Bruce High – Harris County, Texas
Harris County has a lot of people to protect. With 4.3 million residents, it’s the most populous county in Texas and the third most populous county in the U.S. The county seat, Houston, Texas, is the largest city in Texas and the fourth-largest city in the U.S.
While Bruce High, the county’s chief information officer, is primarily focused on technology, he’s proud to support the county’s public safety efforts. Given the fact that High started as a deputy, that’s understandable.
“Giving back to the community that’s given so much to me, especially in the public safety area, every day is exciting,” High says. “I look forward to getting back to work on Monday.”
It makes sense, then, that one of High’s prized projects is the radio system—the largest in the U.S.—operated by Harris County and its public safety partners throughout the region. That includes 110,000 radio devices and more than 130 inter-local agreements with the public safety entities that use them.
Technically a deputy
High started his career in a Harris County constable’s department, where he took care of IT needs—the radios, computer aided dispatch and vehicle fleet. While he was there, he worked his way through sheriff’s academy and became a deputy assigned to a civil district. From there, he moved to the county commissioner’s office, where he worked for 8 years and continued to take care of IT needs, this time at the commissioner’s level.
High left the public sector for a 10-year stint in the private sector, where he eventually became director of customer-facing apps for BMC Software.
In 2006, the county asked High to come back, with the hopes he’d succeed the CIO. “It all worked out, and I’ve been the CIO for a little over eight years,” he says.
High’s combination of deputy experience and time spent in both the private and public sectors gives him authority and perspective.

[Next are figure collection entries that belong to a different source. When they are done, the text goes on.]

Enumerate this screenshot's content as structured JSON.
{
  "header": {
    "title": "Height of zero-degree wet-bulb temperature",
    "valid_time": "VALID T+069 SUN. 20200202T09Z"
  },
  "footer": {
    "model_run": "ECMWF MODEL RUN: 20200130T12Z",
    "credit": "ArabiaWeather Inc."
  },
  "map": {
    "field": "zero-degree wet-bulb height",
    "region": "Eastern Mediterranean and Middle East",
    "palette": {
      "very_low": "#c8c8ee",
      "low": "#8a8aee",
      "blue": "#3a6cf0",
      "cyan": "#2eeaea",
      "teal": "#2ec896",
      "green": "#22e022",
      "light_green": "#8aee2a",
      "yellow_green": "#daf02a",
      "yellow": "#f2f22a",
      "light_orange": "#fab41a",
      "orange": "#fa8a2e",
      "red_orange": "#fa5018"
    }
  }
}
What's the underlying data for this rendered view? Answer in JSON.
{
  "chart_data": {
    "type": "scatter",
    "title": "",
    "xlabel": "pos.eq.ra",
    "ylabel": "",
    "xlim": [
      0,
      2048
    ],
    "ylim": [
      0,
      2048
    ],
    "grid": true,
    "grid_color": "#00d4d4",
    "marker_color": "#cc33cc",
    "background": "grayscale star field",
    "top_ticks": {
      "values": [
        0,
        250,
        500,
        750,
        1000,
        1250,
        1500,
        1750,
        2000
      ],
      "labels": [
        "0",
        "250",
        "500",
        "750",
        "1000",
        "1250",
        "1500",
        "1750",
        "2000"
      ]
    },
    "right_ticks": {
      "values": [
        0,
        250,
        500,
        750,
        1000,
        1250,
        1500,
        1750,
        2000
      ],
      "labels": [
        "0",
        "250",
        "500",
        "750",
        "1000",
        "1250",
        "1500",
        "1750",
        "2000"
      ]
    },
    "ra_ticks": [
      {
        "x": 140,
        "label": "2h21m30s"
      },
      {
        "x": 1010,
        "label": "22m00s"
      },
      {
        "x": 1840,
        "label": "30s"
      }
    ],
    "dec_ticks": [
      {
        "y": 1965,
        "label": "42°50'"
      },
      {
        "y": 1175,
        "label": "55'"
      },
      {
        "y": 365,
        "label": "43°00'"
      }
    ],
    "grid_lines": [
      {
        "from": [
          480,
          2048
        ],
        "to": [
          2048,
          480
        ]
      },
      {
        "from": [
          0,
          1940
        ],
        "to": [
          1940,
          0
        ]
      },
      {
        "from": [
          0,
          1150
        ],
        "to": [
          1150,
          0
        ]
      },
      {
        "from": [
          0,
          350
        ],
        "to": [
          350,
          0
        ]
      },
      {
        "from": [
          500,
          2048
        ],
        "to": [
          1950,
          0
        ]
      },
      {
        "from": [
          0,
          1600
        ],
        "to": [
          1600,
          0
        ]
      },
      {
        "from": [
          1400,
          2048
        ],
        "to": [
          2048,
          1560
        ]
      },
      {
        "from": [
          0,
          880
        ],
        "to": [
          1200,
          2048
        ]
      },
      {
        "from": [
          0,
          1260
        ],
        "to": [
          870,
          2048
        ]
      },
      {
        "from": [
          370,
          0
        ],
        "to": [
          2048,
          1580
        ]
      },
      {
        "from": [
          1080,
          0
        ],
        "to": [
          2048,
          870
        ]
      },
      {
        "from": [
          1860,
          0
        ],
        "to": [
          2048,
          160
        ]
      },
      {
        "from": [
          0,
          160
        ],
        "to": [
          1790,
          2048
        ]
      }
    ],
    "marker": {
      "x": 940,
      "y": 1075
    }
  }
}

“Being in law enforcement, you either wore a badge or you didn’t, so [my background] helped me, when I came back, to establish those relationships and trust to enable these technologies that these people can count on,” High says. “Understanding their priorities, I think, was a big plus.”
Since coming back, High has worked with law enforcement to make Harris County one of the first in the nation to implement LTE broadband for public safety. His IT team is implementing a new jail management system, replacing the legacy justice information management system and replacing an outdated computer aided dispatch (CAD) system.
Data-driven, computer-aided dispatch
Several years ago, High’s team decided that every solution it wrote would include latitude and longitude data so it could generate map-based reports.
“I think that’s when the data became real to decision-makers, when they [could] actually look at a map and see and do those queries specific to an area, or specific to a geo fence, that is interesting to the citizens but also to the decision-makers on where to put their resources,” High says.
Law enforcement is a perfect example. When officers arrive at a scene, they want to know if it’s an abandoned house or if the residents are paying their taxes—things they may not have considered before. The new CAD system will be able to share that information, often from disparate databases, with the 130 agencies that use Harris County’s radio system.
“Crooks don’t know precinct lines; they don’t know county lines. They just conduct their business,” High says. “Now, we can share that information so you know as much as you can to make a decision necessary when you’re out in the field. It’s amazing. That initiative has really taken off.”
“A lot of things start out as a proof of concept but quickly become a production need, and that’s exciting, I think, seeing the people recognize and realize what you’re implementing and what it’s capable of doing for them.”
Keeping the lights on
High’s team is also building the infrastructure to support body cameras for the police.
“The demand is how do we get the information that is current and accurate to the individuals to make life and death decisions,” High says. “One of the mechanisms is to give them the infrastructure that they can count on to do that, but in the background you’ve got to have those core systems in place that support the business.”
In addition to the public safety work, High’s team is working on major initiatives like building a new enterprise resources planning (ERP) system, which will support the county as a whole.
“If you remember the hoopla around the year 2000 and how the world was going to stop,” High says, “they crammed [an ERP] solution in, and now we’re going to replace that.”
When High came back to Harris county, after his stint in the private sector, the country was heading into the Recession. The county was still running on legacy systems like the ERP system, but it was ready to start operating as a business. It was looking to IT to enable that business.
“Harris County was looking to IT to find the efficiencies and ways we could improve the way that we do business,” High says.
To this day, High’s team looks for efficiencies. It has tech committees around various business functions and uses those to drive solutions. “What I tell the business is, to work with them, I need to understand your business in order to enable it, not to run it.”
No matter which business committee the IT team is working with, High says, “impact-wise it all comes together to be one big way we can conduct county business.”